Why Do People Love UFC So Much?

The Ultimate Fighting Championship was the first sports organization in America to return to play since being paused by the COVID-19 pandemic. It staged its first major professional sports event on May 9 in Jacksonville, Florida, where lightweights Tony Ferguson and Justin Gaethje faced off in UFC 249.

Dana White, President of UFC, never wanted to cease operations. In April, he announced that he would rent a private island for the events to be held. It was declared in June that he has successfully secured a private island in Abu Dhabi.

The organization built an octagon in Yas Island, and it will host four events in the cage. White came up with the idea to rent a private island to accommodate international fighters who have struggled to enter the US because of travel restrictions. He gladly tweeted on social media a picture of the octagon under construction that said, “Fight Island baby!!! #YasIsland.”

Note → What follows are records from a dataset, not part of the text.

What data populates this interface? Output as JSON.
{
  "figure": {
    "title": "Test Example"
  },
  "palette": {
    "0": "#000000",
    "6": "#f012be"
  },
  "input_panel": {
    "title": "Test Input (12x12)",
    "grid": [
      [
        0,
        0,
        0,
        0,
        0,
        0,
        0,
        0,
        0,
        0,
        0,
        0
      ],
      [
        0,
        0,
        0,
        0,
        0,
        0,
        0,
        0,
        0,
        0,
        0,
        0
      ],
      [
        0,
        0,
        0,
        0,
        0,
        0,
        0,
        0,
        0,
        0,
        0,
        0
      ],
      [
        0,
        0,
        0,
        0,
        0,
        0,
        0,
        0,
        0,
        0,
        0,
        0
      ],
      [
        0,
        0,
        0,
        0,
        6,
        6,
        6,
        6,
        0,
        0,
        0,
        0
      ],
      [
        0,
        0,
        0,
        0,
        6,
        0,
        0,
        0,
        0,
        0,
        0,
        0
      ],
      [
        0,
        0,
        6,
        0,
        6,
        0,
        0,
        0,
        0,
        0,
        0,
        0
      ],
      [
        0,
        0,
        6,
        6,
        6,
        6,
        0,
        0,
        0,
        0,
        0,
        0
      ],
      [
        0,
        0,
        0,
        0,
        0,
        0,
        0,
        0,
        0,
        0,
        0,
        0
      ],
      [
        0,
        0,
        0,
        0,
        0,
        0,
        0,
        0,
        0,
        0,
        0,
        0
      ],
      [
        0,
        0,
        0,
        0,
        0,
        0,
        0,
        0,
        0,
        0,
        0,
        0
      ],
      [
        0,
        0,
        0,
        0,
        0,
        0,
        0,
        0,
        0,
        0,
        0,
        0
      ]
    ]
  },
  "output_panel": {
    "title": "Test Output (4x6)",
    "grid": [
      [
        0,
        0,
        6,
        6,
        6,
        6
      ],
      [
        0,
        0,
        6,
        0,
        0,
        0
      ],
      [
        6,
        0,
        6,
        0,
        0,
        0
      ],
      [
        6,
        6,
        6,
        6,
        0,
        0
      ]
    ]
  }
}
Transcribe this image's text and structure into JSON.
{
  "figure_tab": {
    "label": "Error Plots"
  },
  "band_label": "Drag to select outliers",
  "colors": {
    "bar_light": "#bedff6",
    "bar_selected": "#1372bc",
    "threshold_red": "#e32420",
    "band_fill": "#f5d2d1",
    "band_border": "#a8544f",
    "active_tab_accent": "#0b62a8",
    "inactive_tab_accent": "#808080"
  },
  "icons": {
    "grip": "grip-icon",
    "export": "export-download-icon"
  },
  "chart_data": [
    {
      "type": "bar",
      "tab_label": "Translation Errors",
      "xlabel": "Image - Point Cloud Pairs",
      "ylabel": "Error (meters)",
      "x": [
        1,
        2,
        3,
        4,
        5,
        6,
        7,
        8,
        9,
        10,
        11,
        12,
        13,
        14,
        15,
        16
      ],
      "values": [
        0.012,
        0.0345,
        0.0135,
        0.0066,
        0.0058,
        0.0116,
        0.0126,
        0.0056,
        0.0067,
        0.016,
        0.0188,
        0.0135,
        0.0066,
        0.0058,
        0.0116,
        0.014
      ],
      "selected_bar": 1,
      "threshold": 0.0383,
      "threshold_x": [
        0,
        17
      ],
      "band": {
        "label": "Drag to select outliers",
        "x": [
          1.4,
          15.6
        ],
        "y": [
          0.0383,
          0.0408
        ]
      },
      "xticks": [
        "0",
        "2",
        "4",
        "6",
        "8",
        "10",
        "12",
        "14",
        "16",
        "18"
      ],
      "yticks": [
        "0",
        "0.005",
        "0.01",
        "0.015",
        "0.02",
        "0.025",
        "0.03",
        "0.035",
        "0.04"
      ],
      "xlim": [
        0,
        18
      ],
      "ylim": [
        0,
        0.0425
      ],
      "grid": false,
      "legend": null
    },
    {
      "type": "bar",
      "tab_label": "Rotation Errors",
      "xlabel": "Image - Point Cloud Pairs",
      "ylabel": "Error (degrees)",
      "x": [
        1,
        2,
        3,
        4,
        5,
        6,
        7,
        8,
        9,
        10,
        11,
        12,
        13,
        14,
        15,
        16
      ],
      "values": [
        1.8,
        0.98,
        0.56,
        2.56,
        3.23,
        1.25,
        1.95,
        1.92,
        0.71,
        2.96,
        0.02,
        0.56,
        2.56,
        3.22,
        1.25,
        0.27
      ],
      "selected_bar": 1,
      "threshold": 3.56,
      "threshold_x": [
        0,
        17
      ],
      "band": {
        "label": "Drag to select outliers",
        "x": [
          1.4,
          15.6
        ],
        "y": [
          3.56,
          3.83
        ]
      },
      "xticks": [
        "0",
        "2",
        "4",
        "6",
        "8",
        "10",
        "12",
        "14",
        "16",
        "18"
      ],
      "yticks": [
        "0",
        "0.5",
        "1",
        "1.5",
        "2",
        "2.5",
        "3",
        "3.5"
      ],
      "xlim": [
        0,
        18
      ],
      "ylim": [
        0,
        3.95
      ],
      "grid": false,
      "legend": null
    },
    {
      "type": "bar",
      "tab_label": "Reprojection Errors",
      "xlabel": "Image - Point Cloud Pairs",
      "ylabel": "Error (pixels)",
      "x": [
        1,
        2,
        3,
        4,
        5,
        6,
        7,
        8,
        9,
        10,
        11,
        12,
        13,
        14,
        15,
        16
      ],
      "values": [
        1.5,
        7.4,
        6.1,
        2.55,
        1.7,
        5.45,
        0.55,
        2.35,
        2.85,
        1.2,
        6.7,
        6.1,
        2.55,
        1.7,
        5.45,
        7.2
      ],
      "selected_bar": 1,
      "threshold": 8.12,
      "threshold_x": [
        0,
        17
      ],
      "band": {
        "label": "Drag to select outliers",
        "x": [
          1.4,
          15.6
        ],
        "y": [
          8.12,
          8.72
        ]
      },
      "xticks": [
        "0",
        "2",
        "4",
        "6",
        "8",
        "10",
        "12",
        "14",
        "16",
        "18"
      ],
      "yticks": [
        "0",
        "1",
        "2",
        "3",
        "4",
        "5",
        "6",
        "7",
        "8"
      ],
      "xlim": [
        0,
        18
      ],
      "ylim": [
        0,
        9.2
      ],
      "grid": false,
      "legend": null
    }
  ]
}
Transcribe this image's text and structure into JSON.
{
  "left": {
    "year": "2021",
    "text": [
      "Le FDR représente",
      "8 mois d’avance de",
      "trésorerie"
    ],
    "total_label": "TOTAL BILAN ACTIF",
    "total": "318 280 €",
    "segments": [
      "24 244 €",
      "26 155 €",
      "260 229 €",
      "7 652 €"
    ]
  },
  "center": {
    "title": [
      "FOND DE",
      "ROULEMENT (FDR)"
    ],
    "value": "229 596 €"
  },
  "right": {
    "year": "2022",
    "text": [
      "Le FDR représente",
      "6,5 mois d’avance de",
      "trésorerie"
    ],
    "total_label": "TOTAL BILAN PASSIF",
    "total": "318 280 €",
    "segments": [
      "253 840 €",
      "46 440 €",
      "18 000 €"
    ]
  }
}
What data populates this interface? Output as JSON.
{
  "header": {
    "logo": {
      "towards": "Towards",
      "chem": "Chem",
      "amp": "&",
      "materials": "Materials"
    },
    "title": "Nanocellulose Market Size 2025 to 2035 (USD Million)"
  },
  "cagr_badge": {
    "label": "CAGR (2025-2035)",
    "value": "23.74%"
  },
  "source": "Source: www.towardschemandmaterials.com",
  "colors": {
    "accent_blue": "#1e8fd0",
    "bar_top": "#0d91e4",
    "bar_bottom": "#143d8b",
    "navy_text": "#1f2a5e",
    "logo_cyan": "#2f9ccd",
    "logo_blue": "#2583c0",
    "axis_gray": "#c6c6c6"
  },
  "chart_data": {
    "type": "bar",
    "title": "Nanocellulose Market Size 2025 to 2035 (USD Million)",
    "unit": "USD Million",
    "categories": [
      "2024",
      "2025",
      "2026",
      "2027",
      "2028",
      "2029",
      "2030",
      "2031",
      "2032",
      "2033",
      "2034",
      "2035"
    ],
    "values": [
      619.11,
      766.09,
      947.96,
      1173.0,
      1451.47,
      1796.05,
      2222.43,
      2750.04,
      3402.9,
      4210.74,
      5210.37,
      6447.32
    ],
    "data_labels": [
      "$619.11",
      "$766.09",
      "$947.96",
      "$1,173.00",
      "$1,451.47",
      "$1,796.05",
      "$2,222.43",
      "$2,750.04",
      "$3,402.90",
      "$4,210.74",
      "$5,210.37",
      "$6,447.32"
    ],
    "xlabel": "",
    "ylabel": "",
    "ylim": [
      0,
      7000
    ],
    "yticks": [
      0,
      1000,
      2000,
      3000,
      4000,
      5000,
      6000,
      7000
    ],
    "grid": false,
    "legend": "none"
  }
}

Why We Love Watching Two People Fight

UFC held competitions in tents during the 1990s and has soared in growth, despite running into numerous hurdles, to be labeled as the signature franchise of mixed martial arts and airing on ESPN with a $1.5 billion television rights deal. It has unique and appealing factors that made people all around the world love the sport.

MMA is not just about two people facing off against each other and throwing blows and near-lethal kicks at each other’s faces. The thrill comes from the various techniques that the athletes possess.

Fans and viewers anxiously watch the two fighters attacking and defending against Brazilian jiu-jitsu and American wrestling moves, or karate kicks and boxing jabs. The knockouts and celebrations from your favorite fighter can do the trick, as well.

Dr. Bhrett McCabe, a sports psychologist, explained the idea of being present at a fight with just enough distance between you and the fighters as providing people with a guilt-free viewing experience. Fighters are viewed almost like Tekken characters and the audience gets close, but not too close to the blood.

“We were three rows back from the cage, and you could hear the fists hitting the chest, and the air leaving the lungs,” said McCabe to the New York Times. “And you’re sitting there, and it’s this moment between ‘I don’t want to see a broken leg, but I also want to see a victory.’ It’s this weird psychological moment.”

Unlike boxing where serious injuries occur and big-name boxers avoids fights to preserve their records, MMA holds a widespread mentality that fighters should not shy away from such challenges. For instance, Conor McGregor never backed away from a fight, win or lose, and even fought boxing legend Floyd Mayweather, which brought him more UFC fans due to his boldness.

UFC and President Donald Trump

Dana White took over as president of UFC in the early 2000s. He realized that he needed to work with the government to run toward regulation to turn it into a recognized sport.

The New Jersey Athletic Commission approved the competition and UFC 30 was held on Feb 23, 2001, at the Trump Taj Mahal in Atlantic City, which President Trump facilitated. White praised Trump for giving them an opportunity to make it an official sport.

President Trump attended the UFC back in November with his two sons at Madison Square Garden. When UFC announced its return, Trump congratulated them on the return and said, “We want our sports back.”